Peter Trainor

Personal information
- Full name: Peter Trainor
- Date of birth: 2 March 1915
- Place of birth: Cockermouth, England
- Date of death: 14 October 1979 (aged 64)
- Place of death: Whitehaven, England
- Position(s): Centre half

Senior career*
- Years: Team / Apps / (Gls)
- Workington
- 1937–1938: Preston North End / 0 / (0)
- 1938–1948: Brighton & Hove Albion / 71 / (4)
- 1948–19??: Workington

= Peter Trainor =

English footballer

Peter Trainor (2 February 1915 – 14 October 1979) was an English professional footballer who made 71 Football League appearances for Brighton & Hove Albion playing at centre half or occasional centre forward.

==Life and career==
Trainor was born in Cockermouth, Cumberland, in 1915. He began his football career with Workington of the North Eastern League and joined Preston North End in 1937, but never played for their first team.

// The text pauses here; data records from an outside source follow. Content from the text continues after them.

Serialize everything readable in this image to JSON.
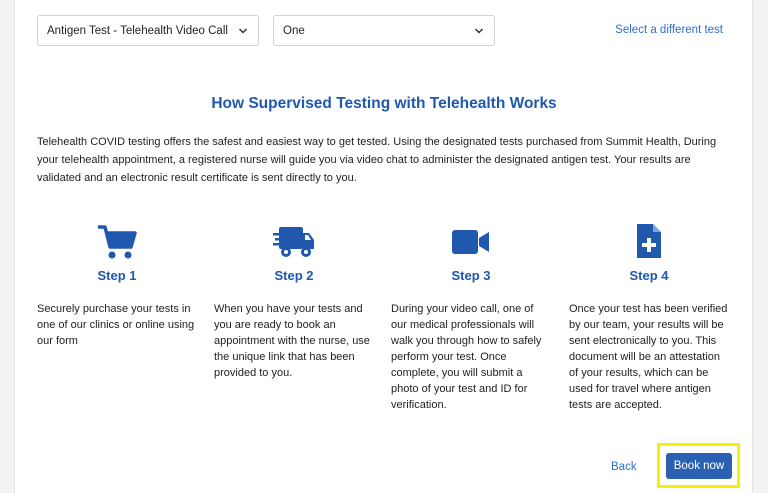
{
  "test_select": {
    "value": "Antigen Test - Telehealth Video Call"
  },
  "quantity_select": {
    "value": "One"
  },
  "select_different_test": "Select a different test",
  "heading": "How Supervised Testing with Telehealth Works",
  "intro": "Telehealth COVID testing offers the safest and easiest way to get tested. Using the designated tests purchased from Summit Health, During your telehealth appointment, a registered nurse will guide you via video chat to administer the designated antigen test. Your results are validated and an electronic result certificate is sent directly to you.",
  "steps": [
    {
      "icon": "shopping-cart-icon",
      "title": "Step 1",
      "text": "Securely purchase your tests in one of our clinics or online using our form"
    },
    {
      "icon": "delivery-truck-icon",
      "title": "Step 2",
      "text": "When you have your tests and you are ready to book an appointment with the nurse, use the unique link that has been provided to you."
    },
    {
      "icon": "video-camera-icon",
      "title": "Step 3",
      "text": "During your video call, one of our medical professionals will walk you through how to safely perform your test. Once complete, you will submit a photo of your test and ID for verification."
    },
    {
      "icon": "medical-file-icon",
      "title": "Step 4",
      "text": "Once your test has been verified by our team, your results will be sent electronically to you. This document will be an attestation of your results, which can be used for travel where antigen tests are accepted."
    }
  ],
  "back_label": "Back",
  "book_label": "Book now",
  "colors": {
    "accent": "#1f58ad",
    "link": "#2f6fc9",
    "button": "#2a61b3",
    "highlight": "#f4f000"
  }
}
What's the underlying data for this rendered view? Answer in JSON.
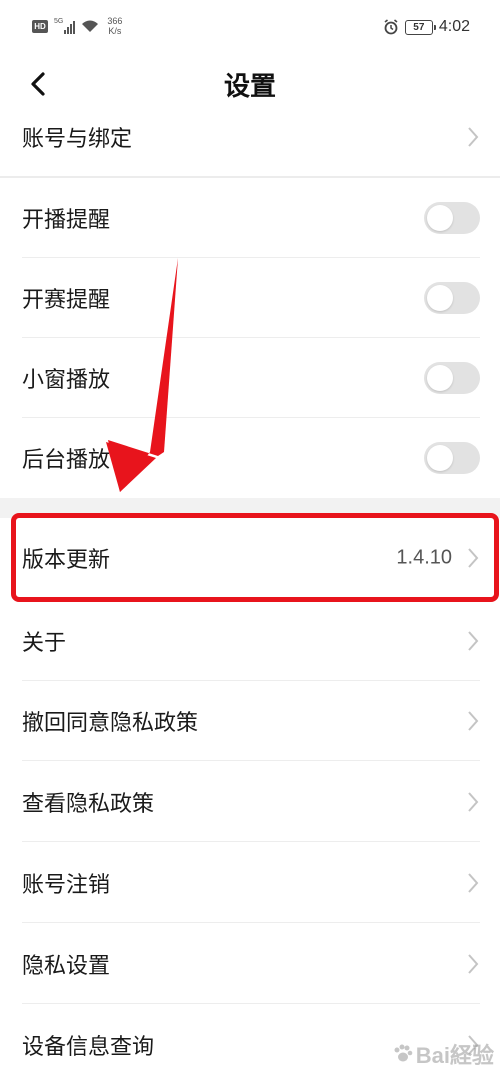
{
  "status_bar": {
    "hd": "HD",
    "network": "5G",
    "speed_value": "366",
    "speed_unit": "K/s",
    "battery": "57",
    "time": "4:02"
  },
  "nav": {
    "title": "设置"
  },
  "settings": {
    "account_binding": {
      "label": "账号与绑定"
    },
    "stream_reminder": {
      "label": "开播提醒",
      "enabled": false
    },
    "match_reminder": {
      "label": "开赛提醒",
      "enabled": false
    },
    "mini_window": {
      "label": "小窗播放",
      "enabled": false
    },
    "background_play": {
      "label": "后台播放",
      "enabled": false
    },
    "version_update": {
      "label": "版本更新",
      "value": "1.4.10"
    },
    "about": {
      "label": "关于"
    },
    "revoke_privacy": {
      "label": "撤回同意隐私政策"
    },
    "view_privacy": {
      "label": "查看隐私政策"
    },
    "account_cancel": {
      "label": "账号注销"
    },
    "privacy_settings": {
      "label": "隐私设置"
    },
    "device_info": {
      "label": "设备信息查询"
    }
  },
  "watermark": {
    "text": "Bai経验"
  },
  "colors": {
    "annotation_red": "#e8141c",
    "toggle_off": "#e2e2e2",
    "section_gap": "#f2f2f2"
  }
}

He moved on to Brighton & Hove Albion of the Third Division South a few months later, and soon established himself in the team, but the outbreak of the Second World War and consequent abandonment of competitive football for the duration meant he was into his thirties before the resumption. He played occasionally at centre forward after the war, but then lost his place entirely and went back to Workington at the end of the 1947–48 season. Trainor died in Whitehaven, Cumbria, in 1979 at the age of 64.